The scale of the study provides strong evidence for the lack of effect on well-being, said Andy Przybylski, one of the researchers. “With 40,000 observations over six weeks, we really gave the increase and decrease in video games a fair chance to predict emotional states in life satisfaction, and we didn’t find evidence for that – we found evidence that it wasn’t true in a practically significant way. road.”

What matters, says Przybylski, is “the mindset that people have when they approach the game”. Players are asked to report their experiences on grounds such as “autonomy”, “competency” and “intrinsic motivation”, to unpick whether they play for healthy reasons, such as fun or socializing with friends, or more about one, such as a compulsion to satisfy set goals by the game.

Stronger motivation is associated with positive well-being, the study found, while players who feel as though they “have to” play games also tend to have poorer satisfaction, regardless of how long they play.

The finding of no relationship between gaming and well-being can be broken down to an extreme level: there can be an effect if players increase their playing time by 10 hours a day above what is usual for them.

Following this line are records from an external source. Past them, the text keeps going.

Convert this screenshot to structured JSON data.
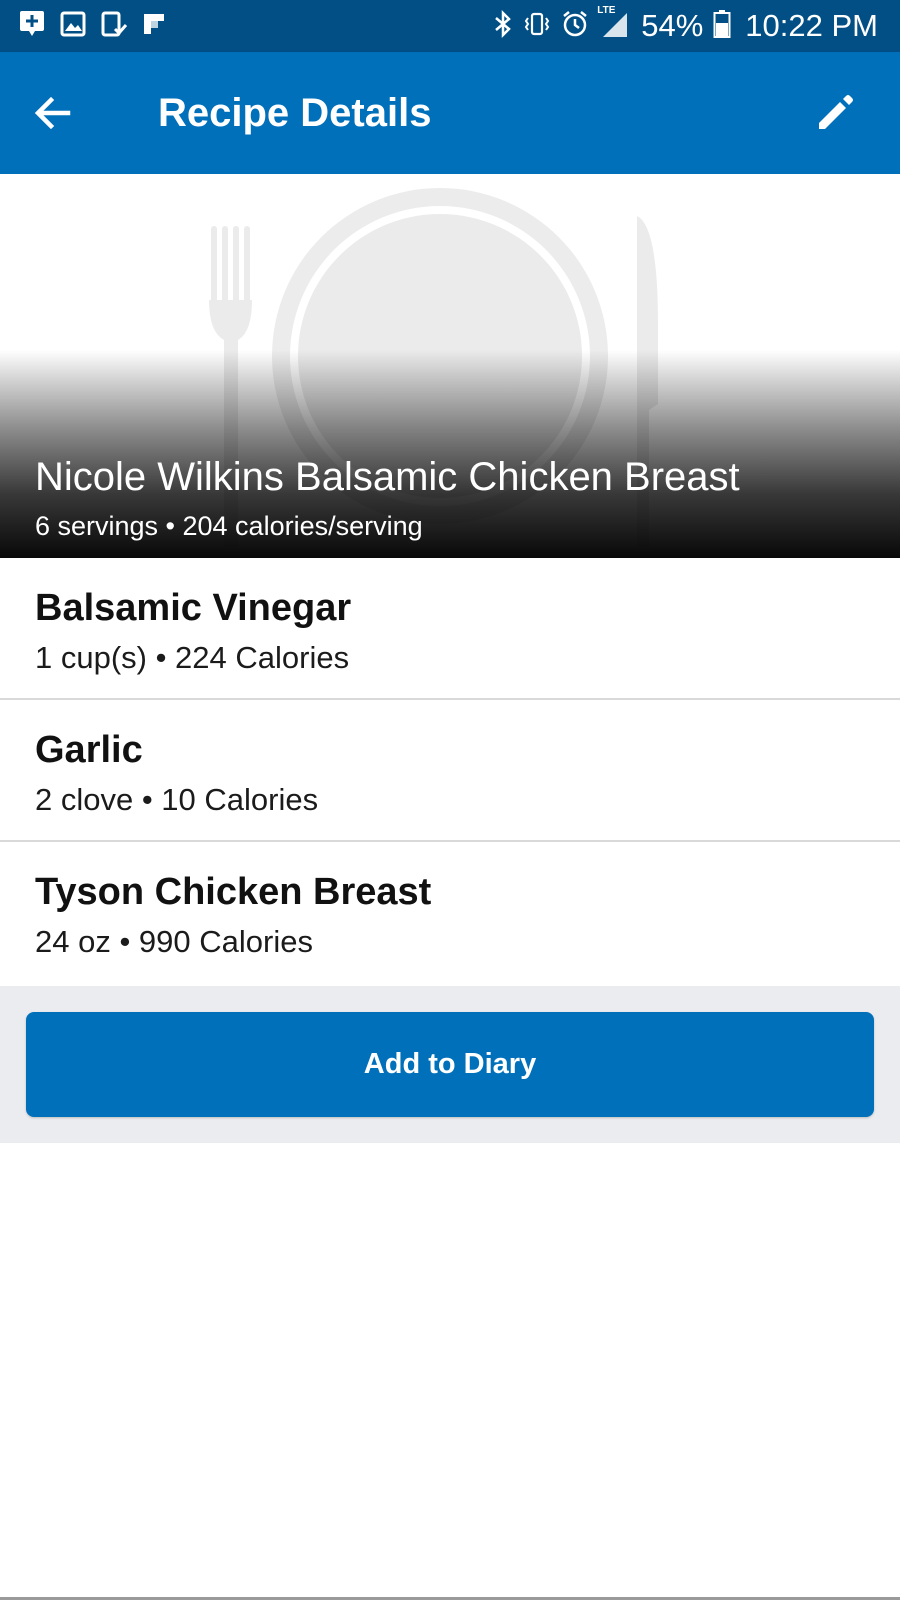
{
  "status_bar": {
    "left_icons": [
      "message-icon",
      "gallery-icon",
      "tablet-check-icon",
      "flipboard-icon"
    ],
    "right_icons": [
      "bluetooth-icon",
      "vibrate-icon",
      "alarm-icon",
      "lte-signal-icon",
      "battery-icon"
    ],
    "network_label": "LTE",
    "battery_percent": "54%",
    "time": "10:22 PM",
    "background_color": "#024f86"
  },
  "app_bar": {
    "title": "Recipe Details",
    "back_icon": "arrow-back-icon",
    "edit_icon": "pencil-icon",
    "background_color": "#0170ba"
  },
  "recipe": {
    "name": "Nicole Wilkins Balsamic Chicken Breast",
    "meta": "6 servings • 204 calories/serving",
    "placeholder_art": "plate-fork-knife-icon"
  },
  "ingredients": [
    {
      "name": "Balsamic Vinegar",
      "detail": "1 cup(s) • 224 Calories"
    },
    {
      "name": "Garlic",
      "detail": "2 clove • 10 Calories"
    },
    {
      "name": "Tyson Chicken Breast",
      "detail": "24 oz • 990 Calories"
    }
  ],
  "actions": {
    "add_label": "Add to Diary",
    "button_color": "#0170ba"
  }
}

The researchers did not collect data for individual gameplay sessions with a duration below zero or above 10 hours, due to the risk of logging errors. But it’s strong enough to disprove many fears of a common link between game time and poor mental health.

That said, the findings cannot cover the entire game, said Przybylski. Despite approaching more than 30 publishers, only seven agreed to participate, and the games studied (Animal Crossing: New Horizons, Apex Legends, Eve Online, Forza Horizon 4, Gran Turismo Sport, Outriders, and The Crew 2) represent a wide but not total cross-section of the medium.

“It took a year and a half for this game company to donate their data,” said Przybylski, “and this game is not randomly selected. But this is a publisher that is leading for open science.”

Nevertheless, the study, which builds on a previous paper from the university that followed the players of two games, is very important to close the “concern-evidence gap”.

“This is a very basic study: we don’t even know what people do when they’re playing games, we didn’t create an experiment, and even without that data, countries that pass rules, in the case of Japan, or laws in in the case of China, it bans or restricts games. That is, if we take the explanation at face value, it is supposed to be about improving the mental health of young people. There is no evidence that they are effective.”